# Bed rail repair



## rnkvale (Jan 18, 2009)

I am trying to replace a bed rail for a friend. Upon looking at the damage I see they just used plywood. The layers of plywood just ripped apart.










Rather that just gluing and screwing it back together I decided I should just make a new piece out of solid wood. My problem is with the existing hardware. The exsisting hardware is bed rail hooks. They require a 3/32'' kerf which is 3 - 1/2'' high X 1 - 1/8'' deep on the bed rail. I am not sure of the best way to cut this. My first thought is to try a slot cutting bit in the router. Before I try any thing I wanted to ask someone who knows what they are doing. Rockler sells this type of hanger but only recommends them for replacement only.
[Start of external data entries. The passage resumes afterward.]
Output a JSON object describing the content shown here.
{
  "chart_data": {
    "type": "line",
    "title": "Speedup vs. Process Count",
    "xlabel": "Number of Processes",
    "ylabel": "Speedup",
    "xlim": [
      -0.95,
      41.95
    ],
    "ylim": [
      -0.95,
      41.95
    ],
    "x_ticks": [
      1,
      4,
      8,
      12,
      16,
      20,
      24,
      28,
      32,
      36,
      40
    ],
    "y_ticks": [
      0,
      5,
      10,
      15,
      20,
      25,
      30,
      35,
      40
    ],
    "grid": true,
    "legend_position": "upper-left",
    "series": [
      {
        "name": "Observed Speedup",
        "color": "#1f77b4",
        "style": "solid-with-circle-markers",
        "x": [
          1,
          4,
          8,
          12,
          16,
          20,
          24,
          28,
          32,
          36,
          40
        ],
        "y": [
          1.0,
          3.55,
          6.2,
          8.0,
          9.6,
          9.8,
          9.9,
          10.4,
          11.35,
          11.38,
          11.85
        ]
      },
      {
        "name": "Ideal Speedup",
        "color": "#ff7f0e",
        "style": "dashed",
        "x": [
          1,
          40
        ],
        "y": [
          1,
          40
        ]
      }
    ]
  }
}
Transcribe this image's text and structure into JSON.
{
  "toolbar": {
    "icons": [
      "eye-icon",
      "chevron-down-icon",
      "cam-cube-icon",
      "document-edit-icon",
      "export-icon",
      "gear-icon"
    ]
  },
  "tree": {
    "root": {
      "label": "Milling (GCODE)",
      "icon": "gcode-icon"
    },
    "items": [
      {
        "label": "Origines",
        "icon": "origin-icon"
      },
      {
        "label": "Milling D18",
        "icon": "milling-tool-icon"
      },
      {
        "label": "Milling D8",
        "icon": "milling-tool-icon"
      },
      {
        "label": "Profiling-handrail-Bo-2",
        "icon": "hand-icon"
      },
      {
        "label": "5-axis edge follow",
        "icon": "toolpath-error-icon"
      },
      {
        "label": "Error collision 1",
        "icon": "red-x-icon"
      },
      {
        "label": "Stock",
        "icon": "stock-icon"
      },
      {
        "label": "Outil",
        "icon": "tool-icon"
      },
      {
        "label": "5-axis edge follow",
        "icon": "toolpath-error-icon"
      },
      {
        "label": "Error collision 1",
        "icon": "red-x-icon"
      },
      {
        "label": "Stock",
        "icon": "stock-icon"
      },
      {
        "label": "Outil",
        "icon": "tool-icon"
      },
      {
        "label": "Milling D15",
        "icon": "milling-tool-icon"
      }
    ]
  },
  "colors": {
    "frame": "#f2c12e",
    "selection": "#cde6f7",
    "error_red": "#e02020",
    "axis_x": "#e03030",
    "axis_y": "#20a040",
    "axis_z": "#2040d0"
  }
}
What do you think? Would I be better off buying different type of hanger? Thanks for any help.


----------



## Sawkerf (Dec 31, 2009)

How old is the bed? Believe it or not, an acceptable repair would be to remove the hooks, open and glue the plys, clamp, and use 3-4 screws on the inside. If I did that, I would add screws to each end of both rails while I had everything apart.

If you just have to replace the rail, I would replace both and maybe get all new hardware.


----------



## rnkvale (Jan 18, 2009)

I think he said it was only five or six years old. You never know with store bought furniture these days.


----------